CBC, CRP, and other nonspecific markers are useful indicators of disease. None
of these tests alone or in combination are sensitive enough to be used solely to
exclude the diagnosis of bacterial infection.
Definitive diagnosis is isolation of a specific pathogen from a normally sterile
site, such as blood, urine, or CSF culture. Blood samples for culture should be at
least 1 mL to allow for identification of low levels of bacteremia. A catheterized
urine specimen or suprapubic aspiration for urinalysis and urine culture is
recommended for all infants since ascending infection can lead to bacteremia.
CSF will show elevation in WBC count (20 to 30 cells/μL definitive), high
protein, and/or low glucose in bacterial infections. HSV encephalitis may
demonstrate elevated CSF protein only. CSF Gram stain may show presence of
bacteria. Lumbar puncture prior to antibiotic administration is recommended for
all neonates due to high incidence of meningitis (23%) in cases of bacteremia and
up to 30% of neonates may have a negative blood culture even in the presence of
bacterial meningitis. Lumbar puncture can be deferred if the infant has
hemodynamic instability but should be performed as soon as the infant is stable.
Infants should be placed on cardiorespiratory monitors during the lumbar
puncture procedure. Traumatic results should be interpreted with care. Correction
of CSF WBC count according to the RBC count in traumatic taps does not
improve the ability to diagnose meningitis. Clinicians should avoid this
correction and presume meningitis until the CSF culture results are available.

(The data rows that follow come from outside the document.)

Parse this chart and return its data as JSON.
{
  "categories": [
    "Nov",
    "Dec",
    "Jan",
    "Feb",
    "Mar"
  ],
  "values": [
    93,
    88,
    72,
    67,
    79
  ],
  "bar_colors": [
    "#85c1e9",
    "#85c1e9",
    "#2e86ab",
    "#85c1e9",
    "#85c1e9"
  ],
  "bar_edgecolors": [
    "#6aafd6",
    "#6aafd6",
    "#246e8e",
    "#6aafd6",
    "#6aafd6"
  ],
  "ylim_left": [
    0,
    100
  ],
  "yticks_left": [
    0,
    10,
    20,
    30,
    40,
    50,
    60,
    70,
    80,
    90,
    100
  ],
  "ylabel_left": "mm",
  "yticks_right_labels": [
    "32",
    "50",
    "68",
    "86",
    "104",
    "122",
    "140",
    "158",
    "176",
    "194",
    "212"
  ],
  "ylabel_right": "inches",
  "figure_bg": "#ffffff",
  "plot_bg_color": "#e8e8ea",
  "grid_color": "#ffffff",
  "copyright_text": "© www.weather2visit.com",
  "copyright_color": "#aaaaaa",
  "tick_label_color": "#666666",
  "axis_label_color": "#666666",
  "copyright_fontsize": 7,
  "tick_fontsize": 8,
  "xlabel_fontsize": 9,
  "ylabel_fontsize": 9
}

Other specific testing can be done (e.g., HSV CSF PCR, liver function tests, and
CSF enteroviral PCR) if specific pathogens are suspected. CXR can be helpful if
the neonate has respiratory or cardiac symptoms but is not routine.
Management. Any neonate with concern for bacterial or serious viral infection
should be admitted to the hospital. Initial management should include placing the
infant on cardiorespiratory monitoring, with vital sign monitoring and clinical
reassessments. Normal saline boluses may be given in cases of hypoperfusion and
shock. Blood pressure stabilization with pressors may be needed. In some cases
hydrocortisone may be required. Hypothermia should be corrected by gradual


warming of the baby. Hypoglycemia and electrolyte abnormalities should also be
corrected. Oxygen, humidified nasal cannula, or other respiratory support may be
needed for neonates with apnea or respiratory distress.
Antibiotics should be given as soon as possible. Whenever feasible, cultures
should be obtained before starting antibiotics. Obtaining cultures and starting
antibiotics are a priority. Lumbar puncture may be delayed if the baby is unstable.